If you are not going with a porter, you may be concerned about what to pack. I definitely packed too much clothing for this trip. Really, you just need one solid set of layers: One pair shorts, one t-shirt, one long underwear, one thermal, one fleece, one lightweight puffy, one pair long, windproof pants and one raincoat. Also a ball cap and beanie! My buff was great to have, and a handkerchief can make a big difference. You’ll be able to wash your clothes at most hotels. Bring a bar of Dr. Bronners soap. Sunscreen, sunglasses and a few pairs of socks as well. Flip-flops or light shoes (I had Sanuks) are necessary for once you get comfy at the hotel. Some hotels have flimsy blankets and many people brought lightweight sleeping bags. I slept in all of my clothes at least three nights. In Manang, we ended up buying yak tracks and trekking poles, which we definitely needed on the pass since there was plenty of slick snow. You’ll find that both Chame and Manag have everything you need in case you forgot something, so its best to pack light and bring a little extra cash. Some stores in the bigger towns even take credit cards.

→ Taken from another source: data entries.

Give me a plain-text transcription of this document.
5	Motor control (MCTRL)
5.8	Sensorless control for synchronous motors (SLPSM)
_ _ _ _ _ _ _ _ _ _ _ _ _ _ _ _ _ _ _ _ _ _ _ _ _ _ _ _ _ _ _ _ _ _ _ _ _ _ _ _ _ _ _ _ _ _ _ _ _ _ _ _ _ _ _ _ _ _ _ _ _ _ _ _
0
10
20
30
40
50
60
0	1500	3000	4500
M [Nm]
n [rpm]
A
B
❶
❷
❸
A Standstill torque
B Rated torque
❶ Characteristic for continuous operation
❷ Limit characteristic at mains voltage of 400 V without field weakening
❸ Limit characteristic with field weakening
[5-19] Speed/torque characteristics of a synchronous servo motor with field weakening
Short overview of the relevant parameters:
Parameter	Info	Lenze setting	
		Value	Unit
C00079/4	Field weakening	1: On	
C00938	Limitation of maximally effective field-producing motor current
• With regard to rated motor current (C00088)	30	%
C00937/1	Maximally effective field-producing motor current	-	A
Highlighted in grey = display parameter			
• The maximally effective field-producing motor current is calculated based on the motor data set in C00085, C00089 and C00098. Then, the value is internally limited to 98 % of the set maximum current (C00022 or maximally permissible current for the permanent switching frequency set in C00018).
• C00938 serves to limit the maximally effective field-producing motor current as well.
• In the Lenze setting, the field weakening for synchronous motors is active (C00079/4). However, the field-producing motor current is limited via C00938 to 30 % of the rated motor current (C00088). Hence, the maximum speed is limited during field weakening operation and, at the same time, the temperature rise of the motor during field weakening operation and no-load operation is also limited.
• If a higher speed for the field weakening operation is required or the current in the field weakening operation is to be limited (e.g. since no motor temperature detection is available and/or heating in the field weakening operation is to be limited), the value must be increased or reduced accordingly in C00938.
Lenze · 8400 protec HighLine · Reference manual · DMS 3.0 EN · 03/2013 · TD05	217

Its good to start stocking up on trail snacks at your hotels or at the teashops as you go. You’ll find that meals typically take and hour or more to prepare, so lunch stops are not always viable. We enjoyed stopping for tea and snacking on Snickers and Coconut cookies, which are sold practically everywhere. You’ll also be able to find soda and crackers. I brought a few Clif Bars from the states, which were great, since granola bars aren’t really a thing in Nepal. Some electrolyte replacement tablets can make a big difference on a long-distance hike like this.

There is a lot more to tell, but you’ll have to go out there and discover it for yourself! The beauty of a hike like this is getting to learn the culture and ways of the trail, all while experiencing some of the most beautiful terrain on the planet. Also, Nepal is really really cheap!! For about $1,000 per person, you can easily trek for 14-20 days and be pretty comfortable. If you start to run out of money near the end, many Nepali are willing to trade for things like clothing and trekking gear. You won’t need that fleece once you’re back down at low altitude! For two people, we spent about $20-50 per day including all food and lodging. The expensive days were when we splurged on something like a latte, or bought gear or souvenirs. We also didn’t do much bartering, since we had budgeted for a lot more.